Advertisers appear to be taking Musk’s message to heart and will find it easy to switch to Google, TikTok and Facebook. X, the service formerly known as Twitter, only represents a tiny fraction of the vast digital advertising market. GroupM, a media agency, predicts that X’s advertising revenue will fall more than 50 per cent to below $2bn this year, meaning the company will drop out of the top 25 global ad sellers.
It takes rare skill not to make money out of the financial geyser that is digital advertising, but X has succeeded to an inglorious degree. Overall, the digital ads market will grow 9.2 per cent this year to $617bn, according to GroupM, the media agency. The top five global advertising sellers — Google, Meta, ByteDance (which runs TikTok), Alibaba and Amazon — have increased advertising revenue 25.4 per cent on a compound annual basis from 2016 to 2022.
But some advertisers question how well these other digital ads platforms look after their customers, too. A recent report from Adalytics, an advertising analysis service, highlighted that ads for some of the world’s biggest brands — as well as those of US and European government agencies — have been regularly popping up on pornographic and sanctioned Iranian and Russian company websites.
After scouring 7.2mn sites, Adalytics found multiple examples of ads from companies and organisations, including Apple, BMW, Walmart and the US Treasury, appearing on dodgy websites, unbeknown to the advertisers themselves. These ads had been indirectly placed via the Google Search Partner network, which allows third-party developers to embed search engines in their own websites.
Not only do ads surfaced in this way jeopardise the reputation of the advertisers, but they also perform extremely poorly, Adalytics said. Google responded that it was investigating Adalytics’ claims but had found no evidence of ad revenue being shared with any sanctioned entity.
Ironically, the widespread adoption of machine learning systems is enabling marketers and the digital ads platforms to create and serve more targeted and personalised ads than ever before and on a massive scale. This allows “the right message to be sent to the right consumer at the right time,” says Mark Read, chief executive of WPP, a major advertising agency. “We can optimise the media.”

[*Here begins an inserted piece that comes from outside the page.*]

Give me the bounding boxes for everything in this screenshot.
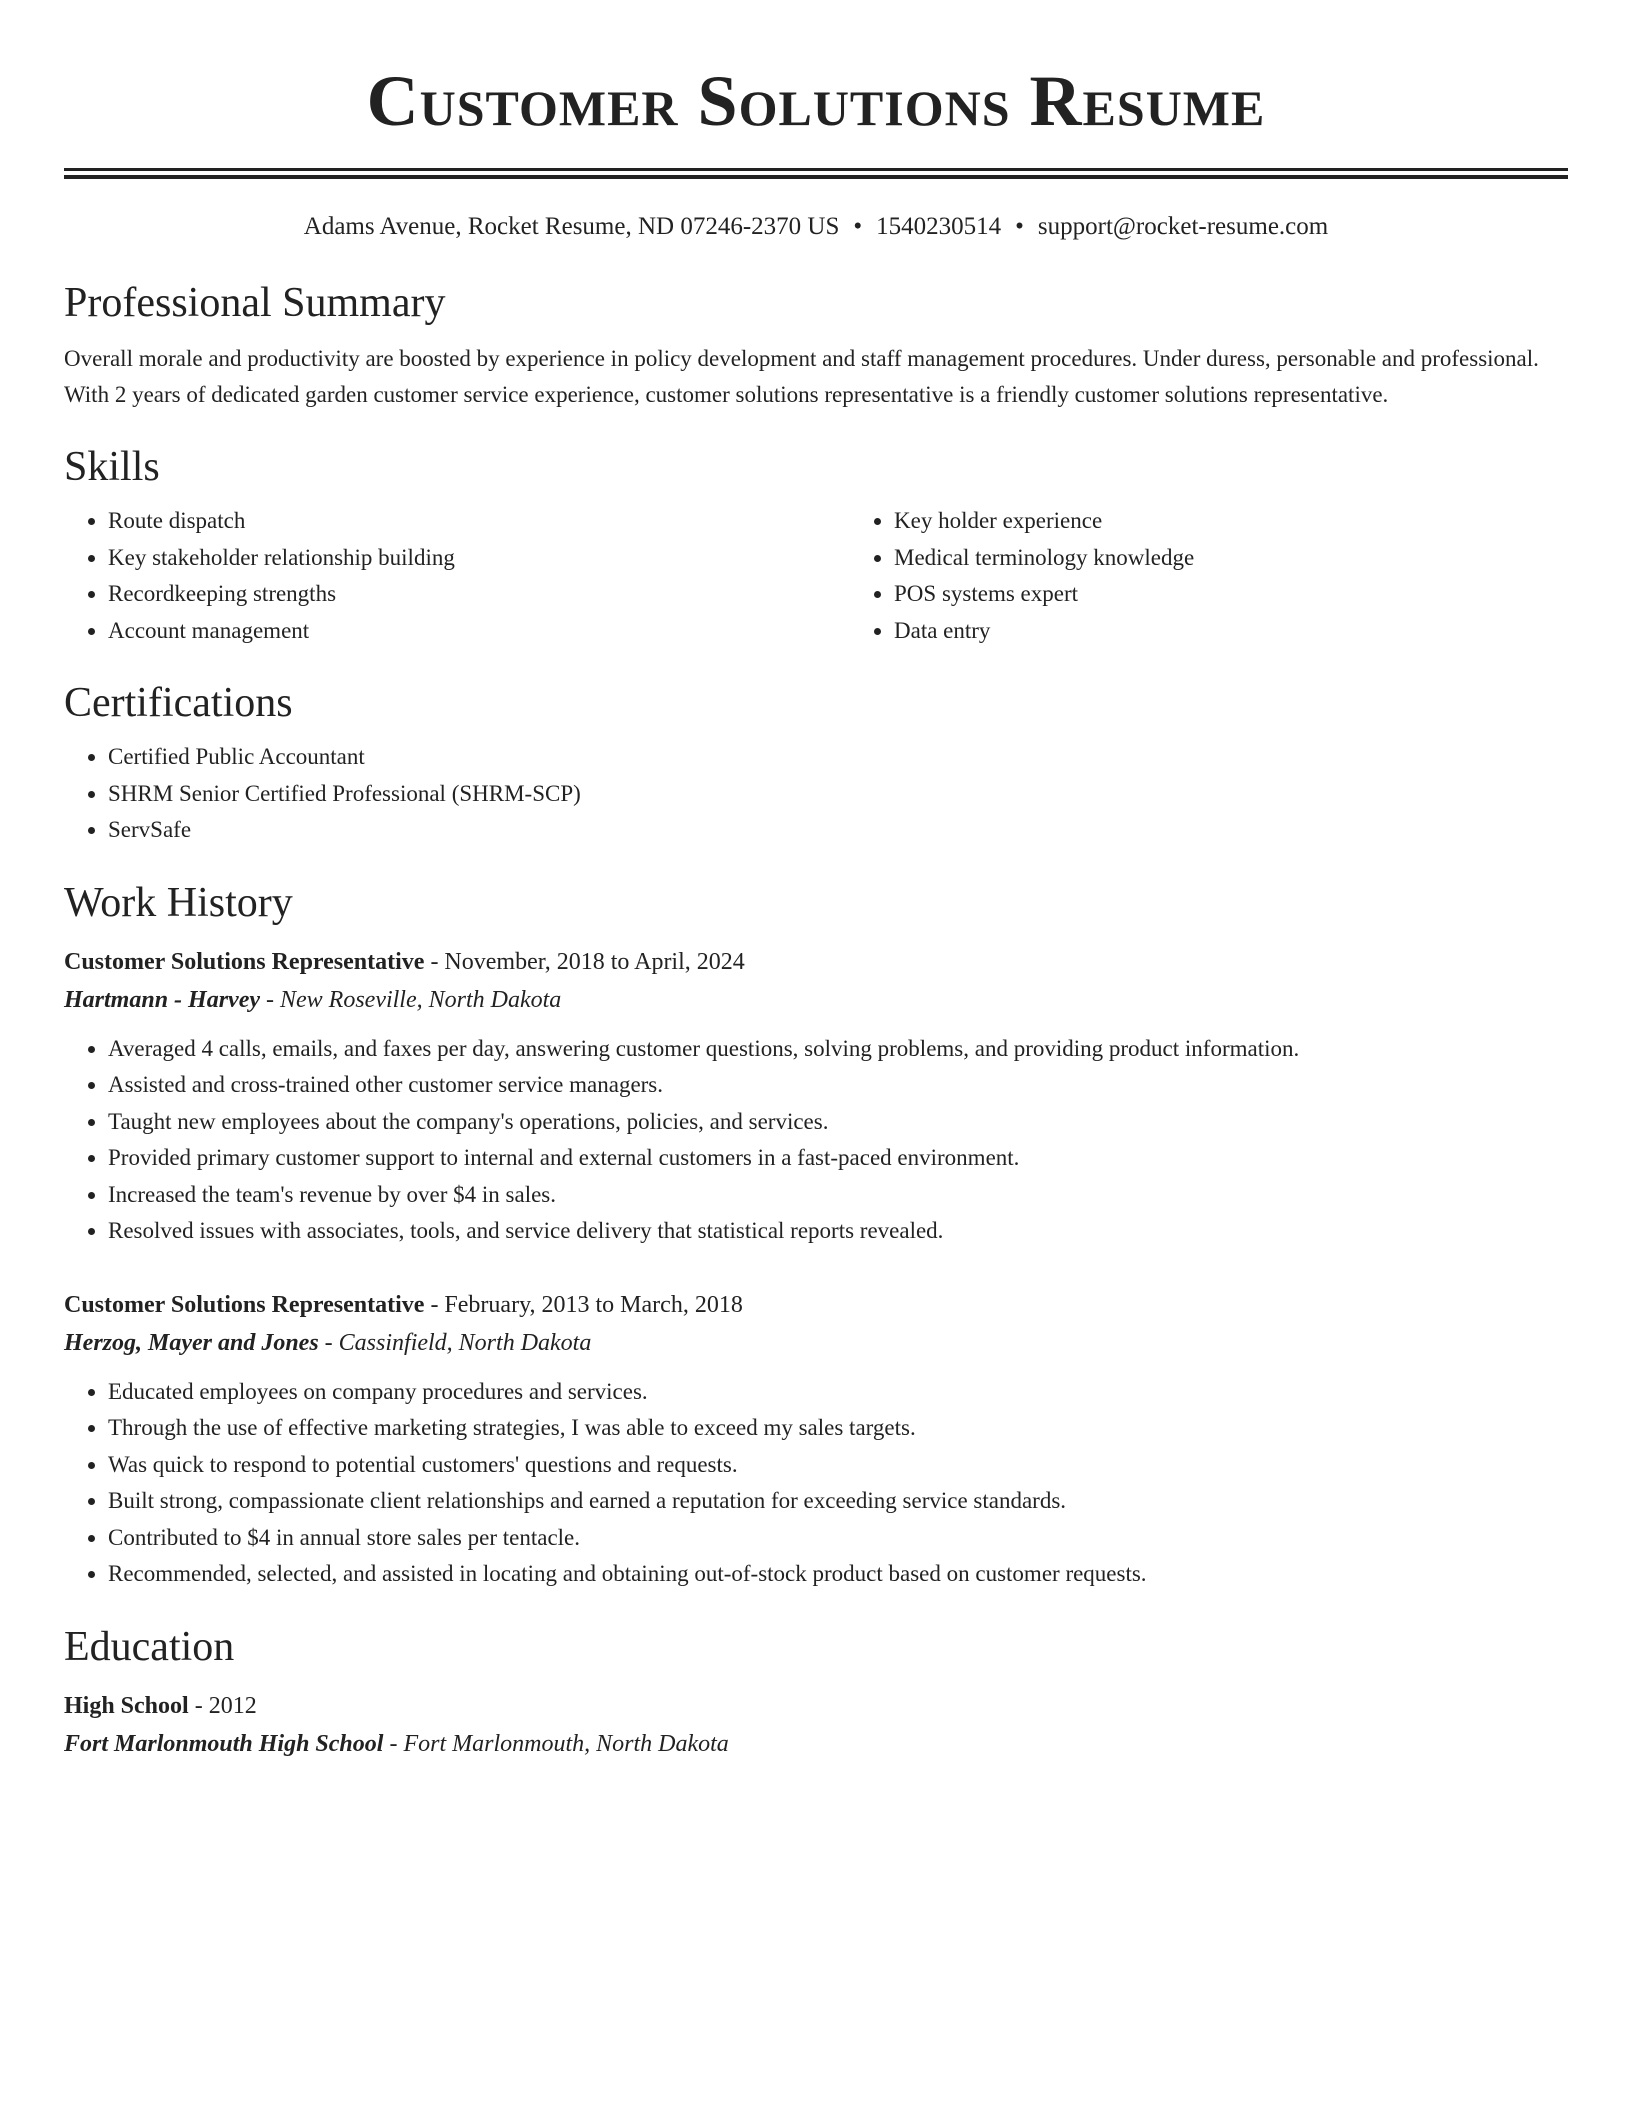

So, for example, in 2021 the agency used artificial intelligence and geolocation tools to help create 130,000 tailored video ads for 2,000 local stores in India, all receiving the “personal” endorsement of the Bollywood star Shah Rukh Khan. The ads were viewed 94mn times across YouTube and Facebook.
But Read adds that advertisers want far more transparency from the digital platforms and third-party verification over where and when their ads run. Those platforms keen to gain market share should promote such transparency, he says.
Some lawmakers are demanding tougher regulatory intervention to address the problem. US Senator Mark Warner has called on the Federal Trade Commission and the Department of Justice to investigate “the extent to which digital advertising intermediaries maintain a concentrated ecosystem rife with fraud”.
However, Richard Kramer, senior analyst at Arete Research, says that marketers have themselves demonstrated “woeful negligence” in not paying enough attention to how they spend billions of dollars a year. He likens the digital ads market to a vast and opaque stock market with too many billions of trades made every day to check and reconcile, with side trades often occurring in “dark pools”.
Google could simply stop serving ads through its search and video partner networks, Kramer says, but he doubts the company wants to become a smaller, if better, business. “None of these companies want transparency. For Big Tech, “‘open’ is a four-letter word”, he says.
It is finally time for advertisers, if not regulators, to enforce such openness.